Wednesday, May 5, 2010
Gilgarius the Titan was killed in battle against the Lutharc swarm that once inhabited the swampland wastes to the east of our mighty lands. It took hundreds of those cowardly wretches to ensnare him in their nets, and no less than ten days of hurling spears and firing barbed and poisoned arrows into that Hero's body before he succumbed. Even as he fell he crushed a dozen Lutharcs beneath his back. When the deed was done a thousand of the tribesmen lay dead in pieces in the blood-soaked marsh.
The leader of the Lutharc clan claimed Gilgarius' sword as plunder. To his warriors he left the rest of their enemy's weapons and great rings, each of which could serve as a circlet around their misshapen heads. Such a quantity of metal would make them rich among their kind. The tribeswomen used flint axes to hack apart the leather armor and boots to make tents for their kind, marveling at workmanship far beyond their primitive means.
The sword was dragged away behind a team of seven of the web-footed herd beasts that the Lutharc used as both steeds and cattle. The great blade carved a furrow through the foul earth, and it is said that the trees that sprouted up in its wake stood twice as tall and straighter than any of that land. It is told that the guard of the sword was formed from two elephant tusks shod with hammered steel. The pommel was a cluster of cow skulls embedded in amber that had been fired to crystalline strength. The handle was wrapped in stout hempen ropes that had been plundered from the Mengraal raiders' great warship Cuttleworm.
The blade itself had been forged in one piece twenty feet long, a hand-span thick at its middle and tapering to a keen edge on both sides, forked for the last four feet of its length.

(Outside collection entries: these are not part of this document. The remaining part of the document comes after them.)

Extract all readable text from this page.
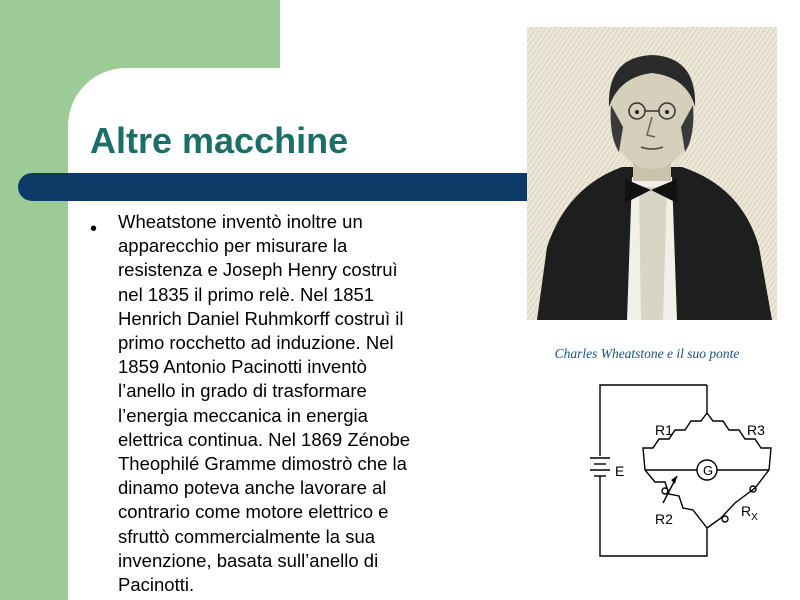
Altre macchine
• Wheatstone inventò inoltre un
apparecchio per misurare la
resistenza e Joseph Henry costruì
nel 1835 il primo relè. Nel 1851
Henrich Daniel Ruhmkorff costruì il
primo rocchetto ad induzione. Nel
1859 Antonio Pacinotti inventò
l’anello in grado di trasformare
l’energia meccanica in energia
elettrica continua. Nel 1869 Zénobe
Theophilé Gramme dimostrò che la
dinamo poteva anche lavorare al
contrario come motore elettrico e
sfruttò commercialmente la sua
invenzione, basata sull’anello di
Pacinotti.

Charles Wheatstone e il suo ponte

G
E
R1	R3
R2	$R_X$
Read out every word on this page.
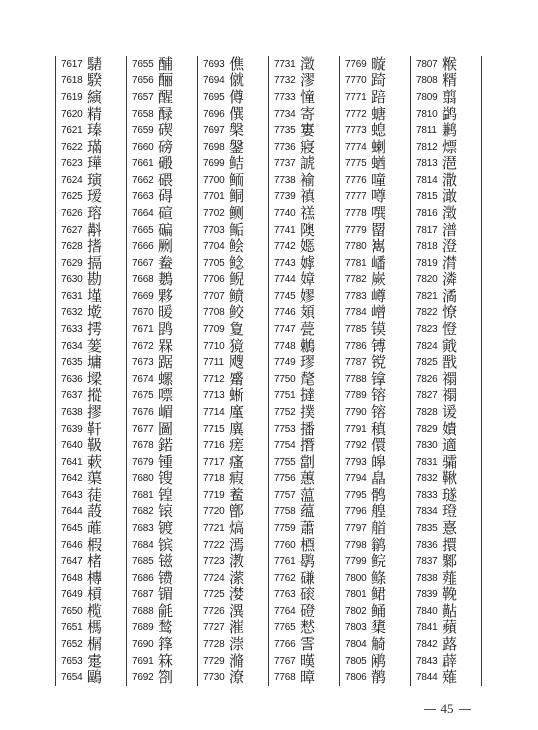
7617 騞
7618 騤
7619 縯
7620 精
7621 瑧
7622 璊
7623 璍
7624 璌
7625 瑷
7626 瑢
7627 斠
7628 搘
7629 搹
7630 勘
7631 墐
7632 墘
7633 摴
7634 蓌
7635 墉
7636 墚
7637 摐
7638 摎
7639 靬
7640 靸
7641 蔌
7642 蕖
7643 蓗
7644 蔎
7645 蓶
7646 椵
7647 楮
7648 槫
7649 槓
7650 榄
7651 榪
7652 榍
7653 疐
7654 鷗
7655 酺
7656 酾
7657 醒
7658 醁
7659 碶
7660 磅
7661 磤
7662 碨
7663 碍
7664 碹
7665 碥
7666 劂
7667 鲞
7668 鶈
7669 夥
7670 暖
7671 鹍
7672 槑
7673 踞
7674 螺
7675 嘌
7676 嵋
7677 圖
7678 鍩
7679 锺
7680 锼
7681 锽
7682 锿
7683 镀
7684 镔
7685 镃
7686 镄
7687 镅
7688 毹
7689 鹙
7690 箨
7691 箖
7692 劄
7693 僬
7694 僦
7695 僔
7696 僎
7697 槃
7698 鎜
7699 鲒
7700 鲕
7701 鲖
7702 鲗
7703 鲘
7704 鲙
7705 鲶
7706 鲵
7707 鲼
7708 鲛
7709 夐
7710 獍
7711 飕
7712 觱
7713 蜥
7714 廑
7715 廙
7716 瘥
7717 瘙
7718 瘕
7719 鲝
7720 鄫
7721 熇
7722 漹
7723 漖
7724 潆
7725 漤
7726 潩
7727 漼
7728 漴
7729 滫
7730 潦
7731 澂
7732 漻
7733 憧
7734 寄
7735 寠
7736 寢
7737 諕
7738 褕
7739 禛
7740 禚
7741 隩
7742 嫕
7743 嫭
7744 嫜
7745 嫪
7746 頍
7747 甍
7748 鶒
7749 璆
7750 氂
7751 撻
7752 撲
7753 播
7754 撍
7755 劏
7756 蕙
7757 蕰
7758 蕴
7759 蕭
7760 槱
7761 鹖
7762 磏
7763 磙
7764 磴
7765 慭
7766 霅
7767 暵
7768 暲
7769 暶
7770 踦
7771 踣
7772 螗
7773 螅
7774 蝲
7775 蝤
7776 噇
7777 噂
7778 噀
7779 罶
7780 嶲
7781 嶓
7782 嶡
7783 嶟
7784 嶒
7785 镆
7786 镈
7787 镋
7788 镎
7789 镕
7790 镕
7791 稹
7792 儇
7793 皞
7794 皛
7795 鹘
7796 艎
7797 艏
7798 鹟
7799 鲩
7800 鲦
7801 鲪
7802 鲬
7803 橥
7804 觭
7805 鹇
7806 鹡
7807 糇
7808 糈
7809 翦
7810 鹢
7811 鹣
7812 熛
7813 潖
7814 潵
7815 澉
7816 澂
7817 潽
7818 澄
7819 潸
7820 潾
7821 潏
7822 憭
7823 憕
7824 戭
7825 戬
7826 禤
7827 禤
7828 谖
7829 嬇
7830 適
7831 骦
7832 鞦
7833 璲
7834 璒
7835 憙
7836 擐
7837 鄹
7838 薤
7839 鞔
7840 黇
7841 蘋
7842 蕗
7843 薜
7844 薙
45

Runes had been etched in the blood-gutters that ran from ricasso to tip. The ancient blade had been pitted with the caustic bile of wyvern and wyrm, and those pits had been filled with human bone and scalp. Thousands upon thousands had been cut down by this weapon wielded by Gilgarius and his father before him.
And so it was a great loss to our kingdom that the Lutharc chieftain died of lung-fungus after having secreted his treasure deep in his darkened holdings. His tribe followed him into their shallow graves during the three-winter blight, and the whereabouts of the sword were forgotten. But now, when our southern shores are gnawed by Longsea serpents and their blond riders, when Calphax and Riddoban have fallen to their torches and the people of those fair cities to their axes, surely now it is time to find my father's sword.
And so I march east, the last of the Titans, though war lies to the south.